75% Data Used To Train ML Models
25% Data Used To Validate ML Models
The Helios data science team received two and a half months of operational data from one machine to build a better predictive capability for the manufacturer. After some data quality cleanup, Helios data scientists performed a train-test split procedure, training their machine learning models on 75 percent of the data, and testing the validity of the predictions on the remaining 25 percent.
Results
The models predicted machine downtime with 74 percent accuracy on a 30 minute time horizon. Specifically, in the 11 days of runtime on which the machine learning models were validated, Helios accurately predicted 18 hours and 37 minutes of downtime at least 30 minutes in advance. This is a statistically significant portion of the cumulative 24 hours and 30 minutes of downtime the plant experienced in that 11-day period — a considerable increase in the plant’s predictive capability.

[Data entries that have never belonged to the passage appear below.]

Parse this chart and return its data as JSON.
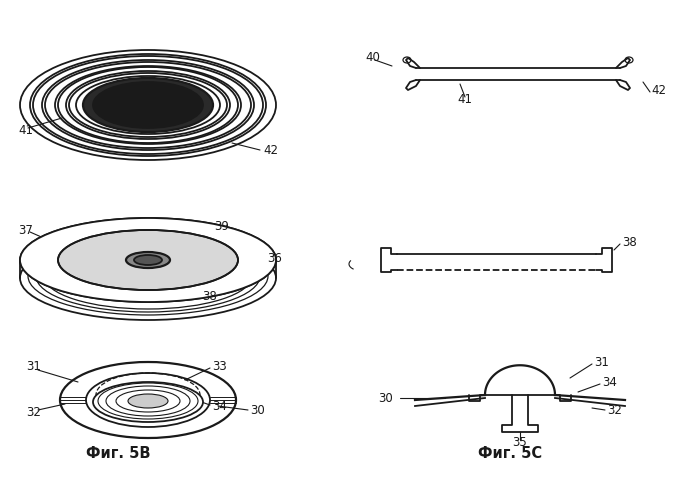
{
  "bg_color": "#ffffff",
  "line_color": "#1a1a1a",
  "fig_width": 7.0,
  "fig_height": 4.94,
  "dpi": 100,
  "labels": {
    "fig5b": "Фиг. 5В",
    "fig5c": "Фиг. 5C"
  }
}
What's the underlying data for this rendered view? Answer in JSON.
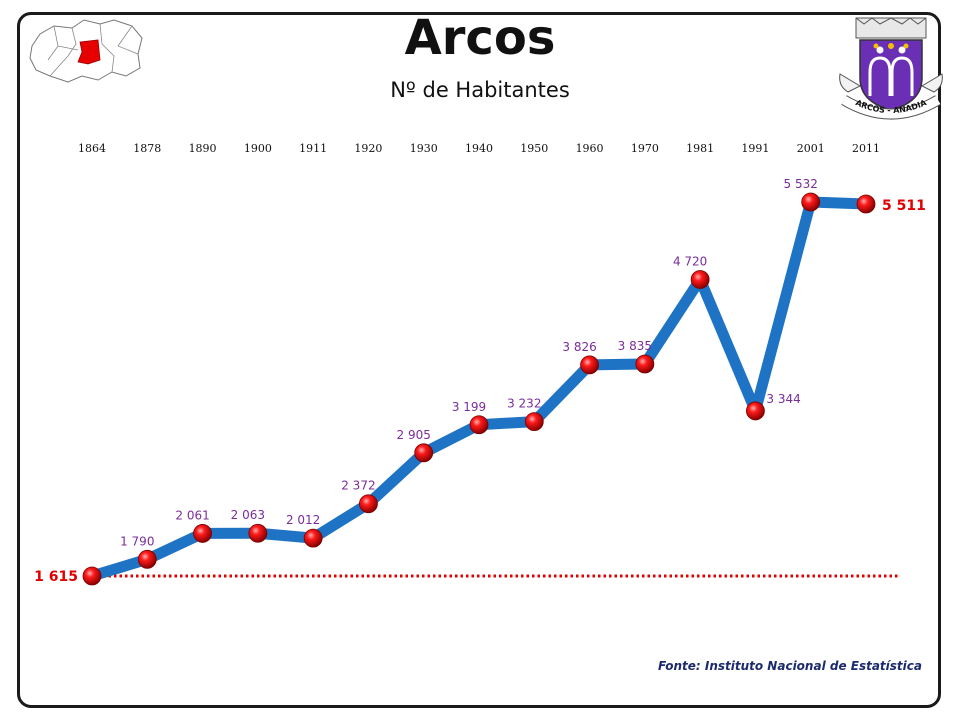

This advance notice of downtime empowers plant leadership to make smarter decisions to improve the reliability and uptime of their fleet, and provides better visibility into which maintenance interventions need to be prioritized at what time.
Whereas unplanned downtime results in scrambling to resource parts and labor — and can cost valuable production time — planned downtime allows plants to lower maintenance and opportunity costs. With planned downtime, plant leaders can order parts in advance, schedule maintenance resources ahead of time to avoid unnecessary overtime, and proactively move production to alternate machines. 74% Accuracy
Extrapolating the average cost of the predicted downtime in the 11-day test period (more than $18,500) over the course of a year, it can be inferred that Helios can predict downtime costing the plant around $613,000 per year with at least 30 minutes of advance notice. If the plant can mitigate just 20 percent of the downtime Helios predicts (a conservative estimate), by triaging the issue or re-routing the job to another machine, it expects to save approximately $122,000 per year from each machine. This ROI assumes the industry standard estimate of an hour of downtime costing the average box plant $1,000.